Why ReceiptBot Is Completely Free
May 4, 2026 · Poyan Karimi
Every receipt tool I looked at charges $5/month, $10/month, $20/month. ReceiptBot is free. No trial, no credit card, no "upgrade for more scans".
Here's the honest reason why.
I didn't build this to get rich
I built ReceiptBot because I was tired of spending 1–2 hours every month digging through Gmail for receipts. After 12 years of running businesses, I finally snapped and built a tool to fix it.
The goal was never "build a SaaS empire." The goal was "stop wasting my evenings on receipt chaos."
If I can save my own time and help others do the same – that's enough.
The actual costs are small
Here's the unsexy truth about running this thing:
- Hosting: maybe $20/month
- Domain: $15/year
- My Claude Max subscription (the entire engineering team): something I'd pay for anyway
- Google/Microsoft verification: $500+/year per platform when I get around to it
That's it. There's no team to pay, no investor to return capital to, no growth team burning marketing dollars. The unit economics of charging users wouldn't be about covering costs — it would be about extracting value. And I don't want to extract value from people I'm trying to help.
Why not charge anyway, "just in case"?
Because pricing adds friction. The moment there's a credit card field, a meaningful percentage of people don't get past it. That's fine for a business that needs the revenue — but I don't.
I'd rather have 1,000 people using a free tool than 50 people paying $49/year for the same tool. The cost to me is roughly the same. The number of evenings saved across all those users is much, much higher.
So what's the catch?
There isn't one, but here's what's true:
- ReceiptBot is a side project. I run other businesses. I have a kid. Response times to bugs and feature requests aren't going to match a venture-backed startup.
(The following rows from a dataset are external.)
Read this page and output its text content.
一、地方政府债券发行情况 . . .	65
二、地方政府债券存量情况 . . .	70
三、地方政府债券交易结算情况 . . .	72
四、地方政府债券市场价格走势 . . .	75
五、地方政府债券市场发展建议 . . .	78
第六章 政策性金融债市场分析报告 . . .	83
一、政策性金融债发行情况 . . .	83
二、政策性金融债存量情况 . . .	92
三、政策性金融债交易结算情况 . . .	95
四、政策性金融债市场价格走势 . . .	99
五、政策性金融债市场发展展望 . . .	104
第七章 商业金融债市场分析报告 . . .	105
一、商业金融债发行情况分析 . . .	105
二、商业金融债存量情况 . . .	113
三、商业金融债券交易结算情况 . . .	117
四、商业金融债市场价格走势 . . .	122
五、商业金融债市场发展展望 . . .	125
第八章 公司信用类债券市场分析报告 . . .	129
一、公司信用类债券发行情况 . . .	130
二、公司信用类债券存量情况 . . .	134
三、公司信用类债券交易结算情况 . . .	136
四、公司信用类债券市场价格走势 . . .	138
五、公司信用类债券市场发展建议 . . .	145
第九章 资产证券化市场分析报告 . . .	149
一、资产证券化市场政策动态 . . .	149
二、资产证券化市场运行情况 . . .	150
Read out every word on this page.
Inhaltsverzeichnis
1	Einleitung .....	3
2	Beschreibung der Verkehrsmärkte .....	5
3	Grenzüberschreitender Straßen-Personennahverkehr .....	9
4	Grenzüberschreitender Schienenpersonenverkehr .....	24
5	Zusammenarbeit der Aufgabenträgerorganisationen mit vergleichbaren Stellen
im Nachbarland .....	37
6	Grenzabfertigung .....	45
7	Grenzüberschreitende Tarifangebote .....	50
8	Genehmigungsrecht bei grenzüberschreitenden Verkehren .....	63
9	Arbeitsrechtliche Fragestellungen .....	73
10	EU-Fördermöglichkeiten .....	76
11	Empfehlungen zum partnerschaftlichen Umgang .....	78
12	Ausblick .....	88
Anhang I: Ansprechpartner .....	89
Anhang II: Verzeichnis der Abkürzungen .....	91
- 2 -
- It's read-only. I never store your emails. If you stop using it tomorrow, there's nothing to delete.
- Google shows a scary "unverified app" warning until I pay for verification. That's annoying, and explained on the homepage.
- If this somehow becomes my main thing one day, the version you signed up for today stays free. New things might be paid. Old things won't be taken away.
TL;DR
- I built this for myself, not to maximize revenue
- Costs are small enough that charging would be more friction than benefit
- It's free, with no trial and no credit card
- Side project disclaimer: limited time, no SLAs, but also no agenda
Built by someone who'd rather spend time with his kid than optimize pricing models.